Doç. Dr. Hasan ÖZDER Uzun süre Türkiye’de yaşadım. Sürekli bir iç göçün yaşandığı bir ülke. Sadece bölgesel düşünmek bile yeterli değil. Bir sınıftaki öğrenciler bile çeşitli bölgelerden gelebilmektedir. Bu durumda bölgelere göre değil ama öğretmenlere daha esnek programlar vermek daha mantıklı olur. Çok kültürlü eğitim programlarının uygulanması gerekir. Aynı zamanda öğretmenlerin de bu yönde yetiştirilmesi gerekir.

Metin BEŞALTI: Sayın Hocam bazı eğitimcilere göre, eğitim sistemimizin özellikle ortaokul ve lise düzeyinde sınav odaklı olduğu savunulmaktadır.

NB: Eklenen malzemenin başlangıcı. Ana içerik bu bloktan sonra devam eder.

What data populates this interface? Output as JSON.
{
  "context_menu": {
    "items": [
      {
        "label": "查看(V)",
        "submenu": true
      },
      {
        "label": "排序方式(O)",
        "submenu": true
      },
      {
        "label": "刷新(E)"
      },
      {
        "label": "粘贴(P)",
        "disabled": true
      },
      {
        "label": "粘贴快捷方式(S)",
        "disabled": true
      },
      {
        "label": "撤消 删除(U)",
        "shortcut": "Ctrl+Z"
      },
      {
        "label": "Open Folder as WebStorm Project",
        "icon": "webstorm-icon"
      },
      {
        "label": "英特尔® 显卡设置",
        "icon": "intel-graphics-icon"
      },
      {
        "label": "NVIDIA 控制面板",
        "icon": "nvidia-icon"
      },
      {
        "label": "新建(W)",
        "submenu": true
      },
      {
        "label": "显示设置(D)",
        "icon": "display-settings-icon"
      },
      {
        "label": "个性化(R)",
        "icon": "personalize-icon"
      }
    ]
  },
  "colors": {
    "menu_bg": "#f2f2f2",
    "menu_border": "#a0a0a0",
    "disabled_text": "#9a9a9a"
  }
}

Sınav odaklı eğitimin öğrencileri hayata hazırlamadığı savunulmakta, 21. Yy. becerileri noktasında yetersiz bir insan unsurunun yetiştiği öne sürülmektedir. Sizce eğitimimiz sınav odaklı mı? Eğer sınav odaklı ise bu eğitim çağı kaçırmamıza neden olabilir mi?

Doç. Dr. Hasan ÖZDER: Sınav merkezli bir eğitimi birçok eğitimci onaylanmamaktadır. Ben aksini düşünüyorum. Sınavlar sadece ölçme amaçlı değil. Öğretimi düzenleme yani öğretimin niteliğini arttırma yönünde de kullanılmalıdır. Öğrencilerin programdaki hedeflere ne derece ulaştıklarını belirleyip puan verme yerine hangi hedeflerde ne gibi geri kalmalar olmuş ve neden olmuştur bunları bulmak daha önemlidir. Tekrar öğretim yapıp eksik öğrenilmiş hedeflerin daha etkili öğretim stratejileri ile tamamlanması öğretimde niteliği artıracaktır. Hızlı öğrenen öğrenciler için de zenginleştirilmiş etkinliklerin düzenlenmesi gerekir. Ama her şeyden önce öğretmen yetiştirme programlarının bu mantık üzerine oturtulması önemli.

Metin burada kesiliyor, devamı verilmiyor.